Protesty pojawiły się nie tylko w Polsce, ale między innymi w Hiszpanii. To właśnie barcelońscy taksówkarze w 2014 roku skierowali sprawę przeciwko Uberowi do sądu gospodarczego. A sąd skierował sprawę do Trybunał Sprawiedliwości Unii Europejskiej.
W środę 20 grudnia 2017 TSUE orzekł, że firma Uber świadczy „usługę transportową i musi być w ten sposób traktowana przez prawo europejskie”. Trybunał zaznaczył, że państwa członkowskie mogą regulować teraz działalność Ubera na zasadach regulacji usług z dziedziny transportu.
Rząd włącza Ubera do usług transportowych
Orzeczenie jest zgodne z kierunkiem zmian, które chce przeprowadzić ministerstwo infrastruktury. W uzasadnieniu projektu z września 2017 zmian w ustawie o transporcie drogowym oraz ustawie o czasie pracy kierowców możemy przeczytać:
„Na rynku przewozu osób samochodami osobowymi funkcjonują podmioty, których działalność polega na pośrednictwie w przekazywaniu zleceń przewozowych, złożonych za pomocą aplikacji mobilnych, pomiędzy pasażerami a kierowcami. Działalność w zakresie pośrednictwa przy przewozie osób nie jest obecnie uregulowana przepisami prawa, co powoduje często niejasności związane z charakterem zlecanych przez te podmioty usług przewozowych. Celem takiego rozwiązania jest uregulowanie działalności podmiotów pośredniczących przy zlecaniu usług w zakresie przewozu drogowego osób, zapewnienie równych warunków konkurencji na rynku i szans w zakresie prowadzenia działalności gospodarczej w przewozach osób, oraz zagwarantowania bezpieczeństwa pasażerów”.
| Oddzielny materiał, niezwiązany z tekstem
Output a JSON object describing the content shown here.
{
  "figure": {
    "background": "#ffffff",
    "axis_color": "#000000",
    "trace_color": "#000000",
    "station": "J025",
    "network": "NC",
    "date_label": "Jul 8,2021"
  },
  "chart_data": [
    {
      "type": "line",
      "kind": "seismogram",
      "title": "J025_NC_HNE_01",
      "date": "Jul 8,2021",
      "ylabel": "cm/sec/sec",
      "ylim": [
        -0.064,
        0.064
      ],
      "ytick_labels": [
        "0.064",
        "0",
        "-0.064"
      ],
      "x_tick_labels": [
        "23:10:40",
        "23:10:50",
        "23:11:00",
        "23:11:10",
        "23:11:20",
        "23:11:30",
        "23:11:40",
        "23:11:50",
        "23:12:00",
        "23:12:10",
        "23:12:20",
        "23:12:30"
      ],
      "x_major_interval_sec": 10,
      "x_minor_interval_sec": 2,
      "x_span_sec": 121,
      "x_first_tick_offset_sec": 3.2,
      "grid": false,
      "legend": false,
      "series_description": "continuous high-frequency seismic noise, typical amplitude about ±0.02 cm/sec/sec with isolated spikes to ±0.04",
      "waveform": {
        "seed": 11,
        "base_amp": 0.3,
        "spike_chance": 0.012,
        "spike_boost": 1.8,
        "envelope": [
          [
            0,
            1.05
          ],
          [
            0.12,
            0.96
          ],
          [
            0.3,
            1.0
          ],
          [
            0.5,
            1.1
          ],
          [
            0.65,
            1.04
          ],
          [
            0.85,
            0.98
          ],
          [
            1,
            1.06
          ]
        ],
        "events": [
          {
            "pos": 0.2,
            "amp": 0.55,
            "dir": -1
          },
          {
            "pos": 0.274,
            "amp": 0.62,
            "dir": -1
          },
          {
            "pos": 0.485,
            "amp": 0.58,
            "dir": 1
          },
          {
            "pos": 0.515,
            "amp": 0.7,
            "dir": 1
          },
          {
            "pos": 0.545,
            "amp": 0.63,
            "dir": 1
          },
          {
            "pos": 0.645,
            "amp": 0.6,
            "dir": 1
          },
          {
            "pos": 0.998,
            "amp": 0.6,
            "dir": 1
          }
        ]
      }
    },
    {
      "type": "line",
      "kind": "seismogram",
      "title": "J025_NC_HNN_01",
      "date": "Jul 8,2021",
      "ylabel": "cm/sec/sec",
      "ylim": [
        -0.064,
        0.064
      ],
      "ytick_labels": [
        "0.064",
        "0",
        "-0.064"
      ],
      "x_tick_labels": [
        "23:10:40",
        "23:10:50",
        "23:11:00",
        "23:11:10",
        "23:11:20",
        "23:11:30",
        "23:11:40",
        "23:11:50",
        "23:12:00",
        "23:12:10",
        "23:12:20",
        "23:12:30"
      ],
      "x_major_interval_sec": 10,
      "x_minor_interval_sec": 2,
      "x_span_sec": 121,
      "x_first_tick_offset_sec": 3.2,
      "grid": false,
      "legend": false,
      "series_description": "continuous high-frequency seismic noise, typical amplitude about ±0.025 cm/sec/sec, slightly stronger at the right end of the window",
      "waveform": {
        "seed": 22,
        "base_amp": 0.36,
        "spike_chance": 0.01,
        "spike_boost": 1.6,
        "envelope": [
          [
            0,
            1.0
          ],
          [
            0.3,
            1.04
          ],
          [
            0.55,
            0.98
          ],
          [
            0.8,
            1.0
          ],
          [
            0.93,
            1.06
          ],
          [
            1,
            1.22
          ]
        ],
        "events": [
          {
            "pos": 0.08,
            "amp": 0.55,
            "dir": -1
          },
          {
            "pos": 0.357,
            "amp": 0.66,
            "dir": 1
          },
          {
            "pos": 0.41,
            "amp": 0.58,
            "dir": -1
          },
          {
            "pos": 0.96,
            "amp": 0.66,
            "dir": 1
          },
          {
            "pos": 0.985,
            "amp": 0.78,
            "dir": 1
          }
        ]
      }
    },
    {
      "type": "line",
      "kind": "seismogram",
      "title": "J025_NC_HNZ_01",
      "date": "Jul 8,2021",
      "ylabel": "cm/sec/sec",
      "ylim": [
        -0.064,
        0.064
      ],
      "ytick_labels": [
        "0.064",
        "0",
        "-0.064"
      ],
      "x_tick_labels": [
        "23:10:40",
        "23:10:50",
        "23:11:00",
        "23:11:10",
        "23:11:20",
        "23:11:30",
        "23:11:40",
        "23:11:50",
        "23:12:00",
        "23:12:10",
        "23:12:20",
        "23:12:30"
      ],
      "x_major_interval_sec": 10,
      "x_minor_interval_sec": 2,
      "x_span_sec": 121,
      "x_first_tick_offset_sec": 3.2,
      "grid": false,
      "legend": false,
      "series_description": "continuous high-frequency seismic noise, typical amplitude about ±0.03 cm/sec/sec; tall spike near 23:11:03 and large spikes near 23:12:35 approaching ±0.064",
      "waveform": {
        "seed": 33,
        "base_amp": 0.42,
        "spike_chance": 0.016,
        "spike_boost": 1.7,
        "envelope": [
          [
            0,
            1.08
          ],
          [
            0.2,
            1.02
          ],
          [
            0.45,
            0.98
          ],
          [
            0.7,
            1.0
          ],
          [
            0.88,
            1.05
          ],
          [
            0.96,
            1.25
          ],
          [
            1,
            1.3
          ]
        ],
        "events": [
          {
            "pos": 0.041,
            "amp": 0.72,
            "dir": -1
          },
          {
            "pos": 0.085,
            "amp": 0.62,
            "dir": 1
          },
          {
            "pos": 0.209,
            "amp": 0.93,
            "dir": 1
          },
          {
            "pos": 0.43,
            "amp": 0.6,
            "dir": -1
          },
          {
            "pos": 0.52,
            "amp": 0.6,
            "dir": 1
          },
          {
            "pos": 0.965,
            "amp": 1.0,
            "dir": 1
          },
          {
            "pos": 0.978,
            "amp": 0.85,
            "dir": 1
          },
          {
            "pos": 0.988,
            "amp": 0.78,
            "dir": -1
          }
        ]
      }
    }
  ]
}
W lipcu 2017 portal wirtualnemedia.pl informował, że jednym z celów nowych regulacji jest „blokowanie programów komputerowych, numerów telefonów, aplikacji mobilnych, platform teleinformatycznych albo innych środków służących zlecaniu przewozów w przypadku, gdy czynności te są realizowane przez podmiot nieposiadający licencji w zakresie pośrednictwa przy przewozie osób samochodem osobowym, pojazdem samochodowym przeznaczonym do przewozów powyżej 7 i nie więcej niż 9 osób oraz taksówką”.
Takiej odpowiedzi udzielił rzecznik ministerstwa infrastruktury na pytania fundacji Panoptykon.

Przeczytaj także:
Koniec śmieciówek i 26 dni urlopu dla wszystkich. To musi kosztować
1 grudnia 2017
To sygnał dla całej branży ekonomii współdzielenia. Portal Chip.pl zwraca uwagę, że możliwy jest scenariusz, że kolejne projekty sharing economy będą przechodzić na systemy oparte o technologię blockchain (zdecentralizowany sposób tworzenia baz danych), która – zdaniem portalu – jest trudniejsza do prawnej regulacji.
Wyrok Trybunału wskazuje również na to, że Uber w zasadzie… nie jest przejawem ekonomii współdzielenia, tylko normalną firmą przewozową, która jedynie wykorzystuje nowoczesne technologie w celu świadczenia swojej usługi.
Równie kontrowersyjną platformą sharing economy jest platforma Airbnb, która w teorii ma łączyć ze sobą osoby potrzebujące noclegu z osobami dysponującymi wolnym pokojem. W praktyce jednak, zdaniem wielu ekspertów, w wielu dużych i atrakcyjnych turystycznie miastach świata Airbnr jest sposobem de facto usługi hotelowej.